C'est sur la place du village de Mur-de-Barrez, au terme d'un débat "citoyen" organisé par Pierre Ignace, maire Renaissance, qu'Attal a franchi cette étape significative. Avec un public d'environ cent personnes, il a évoqué ses convictions aquises au cours de son parcours politique : "Nous avons encore de belles pages à écrire pour notre pays", a-t-il affirmé sous un soleil radieux.
Gabriel Attal a mis en avant son "ambition" de rétablir la "promesse de l'élévation", tant personnelle que collective. "Je suis également déterminé à apaiser et à réinstaurer un climat d'optimisme", a-t-il ajouté, une thématique que sa campagne embrasse pleinement.
Déjà engagé sur le terrain depuis plusieurs semaines à travers la publication d'un livre et des rencontres avec le public, Attal intensifie la compétition interne au sein de la majorité présidentielle. Édouard Philippe, qui a déjà annoncé sa candidature, doit faire face à cette nouvelle dynamique.
Ce qui ressemble à une primaire inédite pourrait mener à un ralliement en début 2027, face au risque que le Rassemblement national, qui trône dans les sondages, accède à l'Elysée. À un an du scrutin, le candidat du RN n’est pas encore déterminé, le sort de l’actuelle présidente du parti, Marine Le Pen ou Jordan Bardella, dépendant d'une décision judiciaire à venir.
Alors que la gauche se fracture avec Jean-Luc Mélenchon annonçant sa quatrième candidature à la présidence, le paysage politique semble plus que jamais incertain pour les candidats de la majorité et de l'opposition. Gabriel Attal, souvent comparé à Emmanuel Macron pour sa jeunesse et ses ambitions, aura 38 ans lors de l'élection, un âge symboliquement stratégique.
Le climat tendu entre Attal et Macron a été exacerbée par la dissolution de l’Assemblée, entravant la communication entre les deux. Attal a su néanmoins s'imposer au sein du groupe macroniste à l'Assemblée et au sein du parti, cultivant son propre parcours politique.
Le choix d'Aveyron pour annoncer sa candidature témoigne de sa volonté d'ancrer Renaissance dans le paysage local, après des critiques persistantes sur son ancrage territorial. "La politique se construit à la rencontre des citoyens", a insisté Attal lors de son débat, abordant des sujets comme l'éducation et la santé.
Cette stratégie vise à nuancer l'image d'Attal, fils de la capitale, en s'immergeant dans la réalité des territoires. Ses visites dans les communes, agrémentées de moments de convivialité comme un repas traditionnel, renforcent son désir de se rapprocher des Français.

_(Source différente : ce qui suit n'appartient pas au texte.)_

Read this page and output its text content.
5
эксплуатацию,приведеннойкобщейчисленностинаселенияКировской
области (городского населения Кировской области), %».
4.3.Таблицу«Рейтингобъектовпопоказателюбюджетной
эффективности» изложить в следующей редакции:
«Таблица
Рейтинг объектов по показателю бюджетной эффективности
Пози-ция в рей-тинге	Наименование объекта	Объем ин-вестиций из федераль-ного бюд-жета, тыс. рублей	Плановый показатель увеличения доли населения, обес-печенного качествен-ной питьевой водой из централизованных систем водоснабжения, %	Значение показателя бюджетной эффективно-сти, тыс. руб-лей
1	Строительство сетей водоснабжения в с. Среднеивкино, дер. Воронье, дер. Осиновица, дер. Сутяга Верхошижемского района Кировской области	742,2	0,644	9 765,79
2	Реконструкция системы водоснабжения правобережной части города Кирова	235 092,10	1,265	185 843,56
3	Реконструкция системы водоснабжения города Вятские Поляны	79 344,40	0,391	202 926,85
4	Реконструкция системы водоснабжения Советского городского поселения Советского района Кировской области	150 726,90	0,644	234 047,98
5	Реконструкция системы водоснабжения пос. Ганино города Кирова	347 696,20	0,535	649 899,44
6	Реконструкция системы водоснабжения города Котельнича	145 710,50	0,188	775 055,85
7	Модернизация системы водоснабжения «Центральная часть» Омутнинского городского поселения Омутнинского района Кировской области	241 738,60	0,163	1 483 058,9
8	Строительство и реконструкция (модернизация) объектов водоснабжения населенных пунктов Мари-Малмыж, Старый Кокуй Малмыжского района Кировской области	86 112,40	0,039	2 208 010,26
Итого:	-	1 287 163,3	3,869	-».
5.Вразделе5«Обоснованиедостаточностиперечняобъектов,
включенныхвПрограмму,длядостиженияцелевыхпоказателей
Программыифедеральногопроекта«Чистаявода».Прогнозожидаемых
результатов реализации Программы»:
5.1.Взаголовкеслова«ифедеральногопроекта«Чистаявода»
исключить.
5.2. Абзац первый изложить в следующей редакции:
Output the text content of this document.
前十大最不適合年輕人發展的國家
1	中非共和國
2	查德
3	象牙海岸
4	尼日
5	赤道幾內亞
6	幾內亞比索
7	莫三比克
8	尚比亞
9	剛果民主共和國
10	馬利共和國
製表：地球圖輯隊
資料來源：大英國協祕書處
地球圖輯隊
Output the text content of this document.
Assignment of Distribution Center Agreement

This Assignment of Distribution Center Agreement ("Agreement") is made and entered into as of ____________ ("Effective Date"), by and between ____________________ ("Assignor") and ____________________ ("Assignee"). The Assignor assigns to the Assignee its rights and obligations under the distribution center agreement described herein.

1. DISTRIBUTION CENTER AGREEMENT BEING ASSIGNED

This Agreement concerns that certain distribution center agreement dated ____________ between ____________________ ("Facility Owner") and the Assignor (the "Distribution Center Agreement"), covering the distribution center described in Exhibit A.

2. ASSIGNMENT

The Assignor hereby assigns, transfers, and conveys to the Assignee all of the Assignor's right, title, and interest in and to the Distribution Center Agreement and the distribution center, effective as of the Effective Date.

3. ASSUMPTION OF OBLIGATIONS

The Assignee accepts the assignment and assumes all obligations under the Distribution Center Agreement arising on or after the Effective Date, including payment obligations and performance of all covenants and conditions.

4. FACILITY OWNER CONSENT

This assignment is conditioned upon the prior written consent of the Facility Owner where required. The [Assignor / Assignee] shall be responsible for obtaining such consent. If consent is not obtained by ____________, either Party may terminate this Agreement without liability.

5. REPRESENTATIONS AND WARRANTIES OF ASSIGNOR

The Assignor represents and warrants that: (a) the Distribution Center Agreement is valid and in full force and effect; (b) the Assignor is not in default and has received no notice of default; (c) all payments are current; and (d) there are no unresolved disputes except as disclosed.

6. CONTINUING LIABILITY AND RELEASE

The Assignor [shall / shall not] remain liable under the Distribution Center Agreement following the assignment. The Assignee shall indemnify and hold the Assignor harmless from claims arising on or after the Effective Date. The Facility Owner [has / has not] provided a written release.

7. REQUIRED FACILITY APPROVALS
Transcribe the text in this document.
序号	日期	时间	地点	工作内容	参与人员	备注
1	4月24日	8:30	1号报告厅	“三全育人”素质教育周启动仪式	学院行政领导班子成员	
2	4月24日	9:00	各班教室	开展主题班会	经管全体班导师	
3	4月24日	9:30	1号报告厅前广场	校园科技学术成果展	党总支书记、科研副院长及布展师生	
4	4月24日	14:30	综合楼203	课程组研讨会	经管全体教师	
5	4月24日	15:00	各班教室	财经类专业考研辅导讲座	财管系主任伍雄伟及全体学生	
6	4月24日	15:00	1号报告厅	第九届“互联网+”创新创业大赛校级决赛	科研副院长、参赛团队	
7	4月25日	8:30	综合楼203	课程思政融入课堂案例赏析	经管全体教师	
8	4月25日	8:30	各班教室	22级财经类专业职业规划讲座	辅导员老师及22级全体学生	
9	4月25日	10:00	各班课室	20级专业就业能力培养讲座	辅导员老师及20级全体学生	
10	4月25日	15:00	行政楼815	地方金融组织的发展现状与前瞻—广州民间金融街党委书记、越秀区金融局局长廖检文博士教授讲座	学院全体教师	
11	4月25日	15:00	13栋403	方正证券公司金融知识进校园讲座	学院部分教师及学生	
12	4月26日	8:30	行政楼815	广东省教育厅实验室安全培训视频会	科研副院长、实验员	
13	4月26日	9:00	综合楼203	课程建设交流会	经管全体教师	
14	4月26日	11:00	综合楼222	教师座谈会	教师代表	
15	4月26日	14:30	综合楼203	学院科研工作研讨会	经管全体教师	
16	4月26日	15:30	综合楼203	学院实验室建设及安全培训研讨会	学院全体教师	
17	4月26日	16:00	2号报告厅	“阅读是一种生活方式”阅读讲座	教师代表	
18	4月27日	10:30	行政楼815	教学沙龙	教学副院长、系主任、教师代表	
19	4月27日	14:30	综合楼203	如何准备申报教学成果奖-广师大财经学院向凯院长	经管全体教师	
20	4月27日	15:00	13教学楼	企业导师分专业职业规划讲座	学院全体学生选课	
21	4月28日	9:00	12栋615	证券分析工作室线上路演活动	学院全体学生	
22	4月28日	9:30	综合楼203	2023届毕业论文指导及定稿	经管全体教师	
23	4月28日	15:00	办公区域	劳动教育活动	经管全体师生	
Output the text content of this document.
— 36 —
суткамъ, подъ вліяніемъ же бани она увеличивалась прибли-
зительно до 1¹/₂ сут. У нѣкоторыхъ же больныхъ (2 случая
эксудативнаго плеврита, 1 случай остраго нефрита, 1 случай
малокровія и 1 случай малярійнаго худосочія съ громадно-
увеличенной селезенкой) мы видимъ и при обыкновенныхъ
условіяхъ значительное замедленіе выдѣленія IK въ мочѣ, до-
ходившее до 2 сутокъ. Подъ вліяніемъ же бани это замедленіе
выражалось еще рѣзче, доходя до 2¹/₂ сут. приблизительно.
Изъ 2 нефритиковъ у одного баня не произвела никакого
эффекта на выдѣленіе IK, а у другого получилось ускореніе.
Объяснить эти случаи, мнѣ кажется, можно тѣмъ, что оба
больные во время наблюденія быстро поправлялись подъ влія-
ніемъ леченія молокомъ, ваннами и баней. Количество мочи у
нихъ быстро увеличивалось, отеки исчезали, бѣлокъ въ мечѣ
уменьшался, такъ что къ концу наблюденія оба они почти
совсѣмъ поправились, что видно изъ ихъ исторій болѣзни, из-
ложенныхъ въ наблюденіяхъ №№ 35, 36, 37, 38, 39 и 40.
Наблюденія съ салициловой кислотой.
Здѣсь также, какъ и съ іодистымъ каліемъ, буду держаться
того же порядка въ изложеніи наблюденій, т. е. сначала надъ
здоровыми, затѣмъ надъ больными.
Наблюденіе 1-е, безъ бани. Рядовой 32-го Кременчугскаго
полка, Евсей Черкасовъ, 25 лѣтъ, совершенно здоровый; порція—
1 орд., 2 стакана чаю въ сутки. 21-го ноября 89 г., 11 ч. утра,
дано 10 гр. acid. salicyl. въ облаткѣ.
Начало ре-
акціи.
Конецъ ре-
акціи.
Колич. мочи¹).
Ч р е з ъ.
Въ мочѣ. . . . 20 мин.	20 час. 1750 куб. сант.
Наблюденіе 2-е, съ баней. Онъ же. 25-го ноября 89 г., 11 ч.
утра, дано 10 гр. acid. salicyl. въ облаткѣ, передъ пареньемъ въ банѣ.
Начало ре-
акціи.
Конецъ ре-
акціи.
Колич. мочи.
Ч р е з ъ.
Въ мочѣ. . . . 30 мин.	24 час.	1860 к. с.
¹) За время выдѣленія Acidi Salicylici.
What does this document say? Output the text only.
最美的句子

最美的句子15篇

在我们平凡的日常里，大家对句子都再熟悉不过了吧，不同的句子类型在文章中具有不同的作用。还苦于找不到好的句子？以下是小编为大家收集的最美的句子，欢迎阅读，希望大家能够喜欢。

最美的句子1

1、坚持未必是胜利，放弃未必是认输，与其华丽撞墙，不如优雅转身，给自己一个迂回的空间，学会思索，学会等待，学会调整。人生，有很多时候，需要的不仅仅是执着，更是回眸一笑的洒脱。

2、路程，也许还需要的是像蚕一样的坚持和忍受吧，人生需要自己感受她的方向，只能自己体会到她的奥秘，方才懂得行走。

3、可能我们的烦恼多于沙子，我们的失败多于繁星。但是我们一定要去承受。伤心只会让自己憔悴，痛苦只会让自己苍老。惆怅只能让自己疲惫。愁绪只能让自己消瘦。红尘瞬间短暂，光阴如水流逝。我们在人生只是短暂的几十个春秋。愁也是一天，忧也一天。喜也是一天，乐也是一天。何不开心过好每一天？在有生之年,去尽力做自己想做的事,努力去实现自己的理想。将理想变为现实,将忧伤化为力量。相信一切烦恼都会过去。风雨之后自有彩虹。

Alors qu'Édouard Philippe se prépare pour un meeting le 5 juillet, Gabriel Attal entend entamer une campagne extensive, avec des prises de position régulières et une succession d'événements. Un meeting majeur est prévu le 30 mai à Paris, bien que la participation des figures de la macronie reste incertaine, manifestant les divisions internes qui pourraient se creuser.